Judge George Gale founded Gales College 150 years ago; soon after the town was born. In 1869, Rev. D.O. Van Slyke, circuit-riding preacher and Civil War veteran, believed Galesville was the biblical Garden of Eden because of its breathtaking surroundings. The term "Garden of Eden," is still fitting to those walking the streets of this quiet village.
Galesville's Apple Affair has become a major Trempealeau County event. Since 1983, this annual event takes place on the first Saturday in October as part of Wisconsin's effort to promote the state's apple orchards. The Apple Affair draws many families from throughout the region. From apple pie to caramel apples, this annual celebration is a wonderful time to enjoy the outdoors, as well as get to know the friendly people of Galesville.

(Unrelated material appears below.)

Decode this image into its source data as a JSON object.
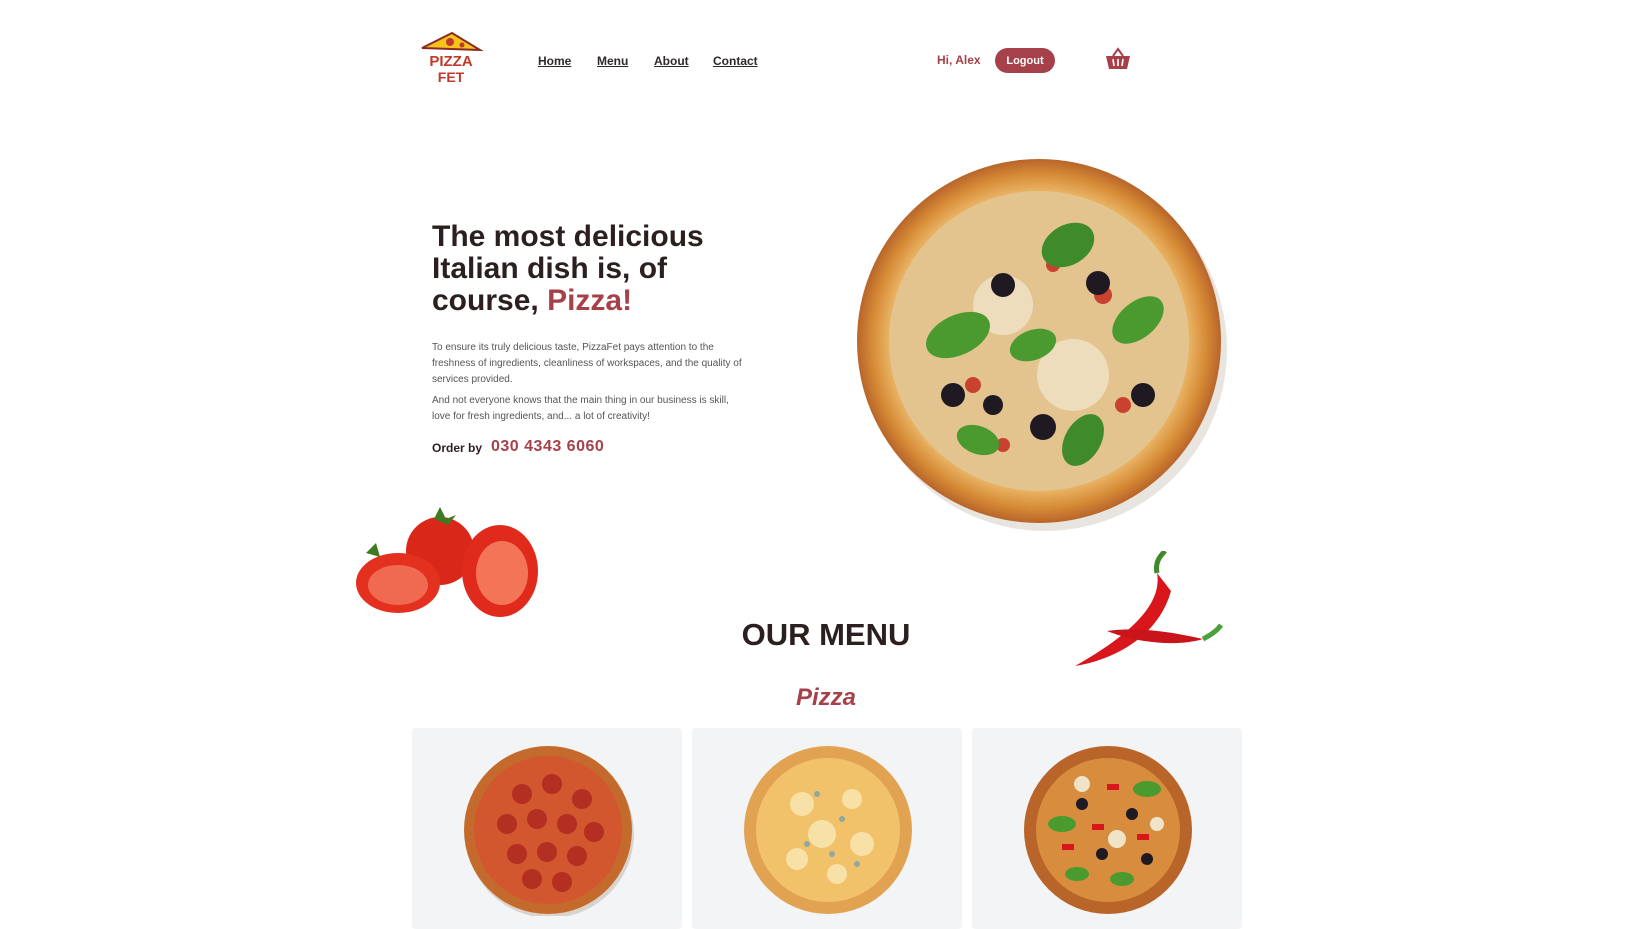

The 150th anniversary of Galesville highlights what is good and important about rural America to our country. There are thousands of small rural communities across this Nation that form the backbone of rural life; these communities are the incubators of local commerce, politics, education, recreation, entertainment and faith of rural neighborhoods. The hardworking citizens of small town America are the builders of our great Nation.
I am pleased to congratulate the citizens of Galesville on their sesquicentennial, and believe it is important to recognize their unique contribution to the growth of western Wisconsin. I wish them happiness and prosperity during the next 150 years.